Professional athletes wear Mueller braces and supports to avoid initial injuries, and to protect areas of previous injuries. This is essential for contact sports, like football, hockey, or rugby, but even athletes in non-contact sports are proactive. Tennis players wear wrist supports, skateboarders typically have elbow and knee pads, and hikers often wear ankle supports for stability. They are protecting the joints and muscles that will get the most use to avoid injuries caused by repetitious movements.
If experienced athletes in excellent physical shape are taking precautions, those who dabble in sports or repetitious activities will certainly require a bit of extra support. High school players, those participating in a company baseball or bowling league, and friends who get together for volleyball in the back yard or the local recreation center should take weaknesses into account. The mind will attempt to convince players they are invincible, but the body will not respond in kind.

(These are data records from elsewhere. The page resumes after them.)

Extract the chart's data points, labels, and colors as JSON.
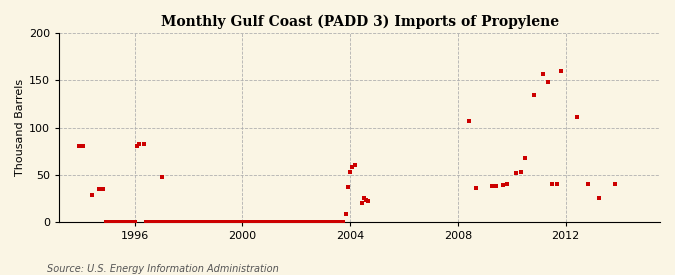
{
  "title": "Monthly Gulf Coast (PADD 3) Imports of Propylene",
  "ylabel": "Thousand Barrels",
  "source": "Source: U.S. Energy Information Administration",
  "background_color": "#faf5e4",
  "plot_bg_color": "#faf5e4",
  "marker_color": "#cc0000",
  "ylim": [
    0,
    200
  ],
  "yticks": [
    0,
    50,
    100,
    150,
    200
  ],
  "xlim_start": 1993.2,
  "xlim_end": 2015.5,
  "xticks": [
    1996,
    2000,
    2004,
    2008,
    2012
  ],
  "data_points": [
    [
      1993.92,
      80
    ],
    [
      1994.08,
      80
    ],
    [
      1994.42,
      28
    ],
    [
      1994.67,
      35
    ],
    [
      1994.83,
      35
    ],
    [
      1994.92,
      0
    ],
    [
      1995.0,
      0
    ],
    [
      1995.08,
      0
    ],
    [
      1995.17,
      0
    ],
    [
      1995.25,
      0
    ],
    [
      1995.33,
      0
    ],
    [
      1995.42,
      0
    ],
    [
      1995.5,
      0
    ],
    [
      1995.58,
      0
    ],
    [
      1995.67,
      0
    ],
    [
      1995.75,
      0
    ],
    [
      1995.83,
      0
    ],
    [
      1995.92,
      0
    ],
    [
      1996.0,
      0
    ],
    [
      1996.08,
      80
    ],
    [
      1996.17,
      83
    ],
    [
      1996.33,
      83
    ],
    [
      1996.42,
      0
    ],
    [
      1996.5,
      0
    ],
    [
      1996.58,
      0
    ],
    [
      1996.67,
      0
    ],
    [
      1996.75,
      0
    ],
    [
      1996.83,
      0
    ],
    [
      1996.92,
      0
    ],
    [
      1997.0,
      48
    ],
    [
      1997.08,
      0
    ],
    [
      1997.17,
      0
    ],
    [
      1997.25,
      0
    ],
    [
      1997.33,
      0
    ],
    [
      1997.42,
      0
    ],
    [
      1997.5,
      0
    ],
    [
      1997.58,
      0
    ],
    [
      1997.67,
      0
    ],
    [
      1997.75,
      0
    ],
    [
      1997.83,
      0
    ],
    [
      1997.92,
      0
    ],
    [
      1998.0,
      0
    ],
    [
      1998.08,
      0
    ],
    [
      1998.17,
      0
    ],
    [
      1998.25,
      0
    ],
    [
      1998.33,
      0
    ],
    [
      1998.42,
      0
    ],
    [
      1998.5,
      0
    ],
    [
      1998.58,
      0
    ],
    [
      1998.67,
      0
    ],
    [
      1998.75,
      0
    ],
    [
      1998.83,
      0
    ],
    [
      1998.92,
      0
    ],
    [
      1999.0,
      0
    ],
    [
      1999.08,
      0
    ],
    [
      1999.17,
      0
    ],
    [
      1999.25,
      0
    ],
    [
      1999.33,
      0
    ],
    [
      1999.42,
      0
    ],
    [
      1999.5,
      0
    ],
    [
      1999.58,
      0
    ],
    [
      1999.67,
      0
    ],
    [
      1999.75,
      0
    ],
    [
      1999.83,
      0
    ],
    [
      1999.92,
      0
    ],
    [
      2000.0,
      0
    ],
    [
      2000.08,
      0
    ],
    [
      2000.17,
      0
    ],
    [
      2000.25,
      0
    ],
    [
      2000.33,
      0
    ],
    [
      2000.42,
      0
    ],
    [
      2000.5,
      0
    ],
    [
      2000.58,
      0
    ],
    [
      2000.67,
      0
    ],
    [
      2000.75,
      0
    ],
    [
      2000.83,
      0
    ],
    [
      2000.92,
      0
    ],
    [
      2001.0,
      0
    ],
    [
      2001.08,
      0
    ],
    [
      2001.17,
      0
    ],
    [
      2001.25,
      0
    ],
    [
      2001.33,
      0
    ],
    [
      2001.42,
      0
    ],
    [
      2001.5,
      0
    ],
    [
      2001.58,
      0
    ],
    [
      2001.67,
      0
    ],
    [
      2001.75,
      0
    ],
    [
      2001.83,
      0
    ],
    [
      2001.92,
      0
    ],
    [
      2002.0,
      0
    ],
    [
      2002.08,
      0
    ],
    [
      2002.17,
      0
    ],
    [
      2002.25,
      0
    ],
    [
      2002.33,
      0
    ],
    [
      2002.42,
      0
    ],
    [
      2002.5,
      0
    ],
    [
      2002.58,
      0
    ],
    [
      2002.67,
      0
    ],
    [
      2002.75,
      0
    ],
    [
      2002.83,
      0
    ],
    [
      2002.92,
      0
    ],
    [
      2003.0,
      0
    ],
    [
      2003.08,
      0
    ],
    [
      2003.17,
      0
    ],
    [
      2003.25,
      0
    ],
    [
      2003.33,
      0
    ],
    [
      2003.42,
      0
    ],
    [
      2003.5,
      0
    ],
    [
      2003.58,
      0
    ],
    [
      2003.67,
      0
    ],
    [
      2003.75,
      0
    ],
    [
      2003.83,
      8
    ],
    [
      2003.92,
      37
    ],
    [
      2004.0,
      53
    ],
    [
      2004.08,
      58
    ],
    [
      2004.17,
      60
    ],
    [
      2004.42,
      20
    ],
    [
      2004.5,
      25
    ],
    [
      2004.58,
      23
    ],
    [
      2004.67,
      22
    ],
    [
      2008.42,
      107
    ],
    [
      2008.67,
      36
    ],
    [
      2009.25,
      38
    ],
    [
      2009.42,
      38
    ],
    [
      2009.67,
      39
    ],
    [
      2009.83,
      40
    ],
    [
      2010.17,
      52
    ],
    [
      2010.33,
      53
    ],
    [
      2010.5,
      68
    ],
    [
      2010.83,
      135
    ],
    [
      2011.17,
      157
    ],
    [
      2011.33,
      148
    ],
    [
      2011.5,
      40
    ],
    [
      2011.67,
      40
    ],
    [
      2011.83,
      160
    ],
    [
      2012.42,
      111
    ],
    [
      2012.83,
      40
    ],
    [
      2013.25,
      25
    ],
    [
      2013.83,
      40
    ]
  ]
}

Most Mueller braces and supports are available over-the-counter and are quite affordable. The cost, time, and effort of protecting the joints is minimal. The cost, pain, and recovery time from even minor strains and injuries will be significantly higher. In addition to avoiding injury, supports also help joints by absorbing shock and pressure, and providing stability.
Lessen if Not Avoid
Braces, supports, ace wraps, and pads will not completely prevent injuries. Severe trauma, a fluke twist or turn, and a bad fall will result in an injury. The degree of damage caused by the injury will be lessened if the area has extra support at the time of injury. A wrist splint, for example, may be the difference between a clean break and a shattered joint that requires pins or rods to repair.
Not Just for Athletes
Light support, such as compression socks, a soft cuff for the wrist, or a stretchy back belt, is ideal for people who have high risk occupations. Security guards are constantly on their feet and walking or standing for long periods of time. Gel cushioning inserts in shoes and compression socks for better circulation will avoid sore feet, spider or varicose veins in the legs, and knee and hip pain from continued pressure.
Those who lift inventory, people in care facilities, or windows and gutters for renovations will benefit from back belts. In this case the belt serves a dual purpose. It supports the lower back and abdomen, as well as remind people of proper body mechanics while lifting. Professionals who are not sure what type of support is appropriate, can ask a doctor or physical therapist for recommendations.